2. Novas Obrigações Acessórias: O Que Sua Empresa Precisa Implementar
A PLP 68/24 introduz um sistema de arrecadação integrado, vinculado a mecanismos de pagamento. As principais mudanças incluem:
- Sistema de Arrecadação Unificado: Todas as transações deverão ser reportadas em tempo real, com identificação do CPF/CNPJ do comprador. Empresas terão que atualizar seus ERPs para integrar dados de pagamento e tributação, sob risco de autuações por omissão.
- Imposto Seletivo (IS): Produtos como bebidas açucaradas (alíquota adicional de 0,07% na CBS/IBS) e combustíveis terão tributação diferenciada. A não segregação desses itens nas notas fiscais poderá invalidar créditos tributários.
- Regime Especial para Nanoempreendedores: Pessoas físicas com faturamento anual de até R$ 40,5 mil (não MEI) estarão isentas de IBS/CBS. Empresas que vendem para esse público deverão ajustar seus sistemas para não aplicar tributos, evitando contingências.

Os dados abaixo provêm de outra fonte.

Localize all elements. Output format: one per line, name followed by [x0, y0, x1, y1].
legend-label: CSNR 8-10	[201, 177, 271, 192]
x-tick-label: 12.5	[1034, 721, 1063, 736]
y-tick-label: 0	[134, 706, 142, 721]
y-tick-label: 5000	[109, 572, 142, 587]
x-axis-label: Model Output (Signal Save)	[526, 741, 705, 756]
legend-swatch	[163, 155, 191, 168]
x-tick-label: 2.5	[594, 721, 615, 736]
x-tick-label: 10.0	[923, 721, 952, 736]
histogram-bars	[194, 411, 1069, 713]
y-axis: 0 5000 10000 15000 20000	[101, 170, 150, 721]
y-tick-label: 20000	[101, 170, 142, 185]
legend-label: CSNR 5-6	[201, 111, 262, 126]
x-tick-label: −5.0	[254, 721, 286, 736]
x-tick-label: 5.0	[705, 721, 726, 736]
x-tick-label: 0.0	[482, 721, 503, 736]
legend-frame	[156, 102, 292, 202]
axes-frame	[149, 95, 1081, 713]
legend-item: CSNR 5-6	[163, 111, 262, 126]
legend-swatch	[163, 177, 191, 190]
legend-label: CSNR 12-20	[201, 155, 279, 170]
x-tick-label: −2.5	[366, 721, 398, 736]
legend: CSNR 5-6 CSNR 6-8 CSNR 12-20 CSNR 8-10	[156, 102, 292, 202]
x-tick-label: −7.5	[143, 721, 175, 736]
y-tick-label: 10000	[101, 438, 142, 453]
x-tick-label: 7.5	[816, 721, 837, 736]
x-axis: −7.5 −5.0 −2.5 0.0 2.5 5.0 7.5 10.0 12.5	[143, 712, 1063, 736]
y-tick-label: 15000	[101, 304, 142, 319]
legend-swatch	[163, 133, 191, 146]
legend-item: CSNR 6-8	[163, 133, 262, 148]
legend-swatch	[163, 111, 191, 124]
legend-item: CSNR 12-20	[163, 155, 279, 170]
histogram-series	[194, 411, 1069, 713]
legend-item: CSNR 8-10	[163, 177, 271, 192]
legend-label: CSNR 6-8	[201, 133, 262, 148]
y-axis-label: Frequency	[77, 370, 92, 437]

3. Setores com Maior Risco de Contingências
A transição para o novo sistema expõe alguns segmentos a riscos específicos:
- Agroindústria: A redução de 60% para produtos in natura (ex: carnes, leite, grãos) exige comprovação de que os itens não passaram por industrialização. Empresas que não documentarem corretamente os processos poderão perder o benefício.
- Farmácias e Distribuidores: Medicamentos não listados como alíquota zero terão redução de 60%, mas a classificação dependerá de regulamentação da ANVISA. A falta de atualização cadastral pode gerar recolhimentos indevidos.
- E-commerce Internacional: Compras de até US$ 50 por pessoa física serão tributadas em 20% (IBS/CBS). Marketplaces terão que reter e recolher o imposto, sob pena de responsabilização solidária.
4. Cronograma de Adaptação: O Que Fazer Agora
Com a sanção presidencial iminente, as empresas devem iniciar imediatamente:
- 2024:
- Mapear cadeias de fornecimento para identificar créditos tributários (ex: insumos agropecuários, medicamentos).
- Atualizar sistemas de faturamento para segregar produtos sujeitos ao Imposto Seletivo.
- 2025:
- Testar integração com o sistema de arrecadação unificado (previsão de início em 2026).
- Treinar equipes para compliance do cashback (ex: validação de CPFs no CadÚnico).
- 2026:
- Início da cobrança da CBS (União). Revisar contratos com clientes e fornecedores para repassar custos.
- Auditar créditos de IBS (estados/municípios) para evitar glosas.
5. Alíquotas de Referência: O Que Esperar
O texto aprovado mantém a alíquota geral de referência em 26,5% (CBS + IBS), mas com variações por setor:
- Cesta Básica: Alíquota zero (ex: arroz, feijão, carnes, leite).
- Medicamentos: Redução de 60% (exceto alíquota zero).
- Planos de Saúde Animal: Redução de 30%.
- Minerais: Alíquota máxima de 0,25% (contra 1% da EC 132).
- SAFs (Clubes de Futebol): Alíquota fixa de 8,5%.
6. Riscos de Não Conformidade
A complexidade do novo sistema aumenta o risco de erros operacionais. As principais contingências incluem:
- Perda de Créditos: A não-cumulatividade plena exige comprovação de créditos em todas as etapas da cadeia. Empresas que não documentarem corretamente poderão ter créditos glosados.
- Multas por Cashback: A não devolução de tributos a beneficiários do CadÚnico pode gerar multas de até 20% do valor devido.
- Responsabilidade Solidária: Marketplaces e intermediários financeiros poderão ser responsabilizados por tributos não recolhidos em operações de terceiros.
7. Próximos Passos: O Que Monitorar
- Aguardar a sanção presidencial e publicação da Lei Complementar.
- Acompanhar regulamentação do Comitê Gestor do IBS (previsão de instalação em 2025).
- Ficar atento a decretos específicos para setores (ex: medicamentos, agroindústria).
Fontes: Agência Câmara de Notícias, PLP 68/24, Emenda Constitucional 132/2023.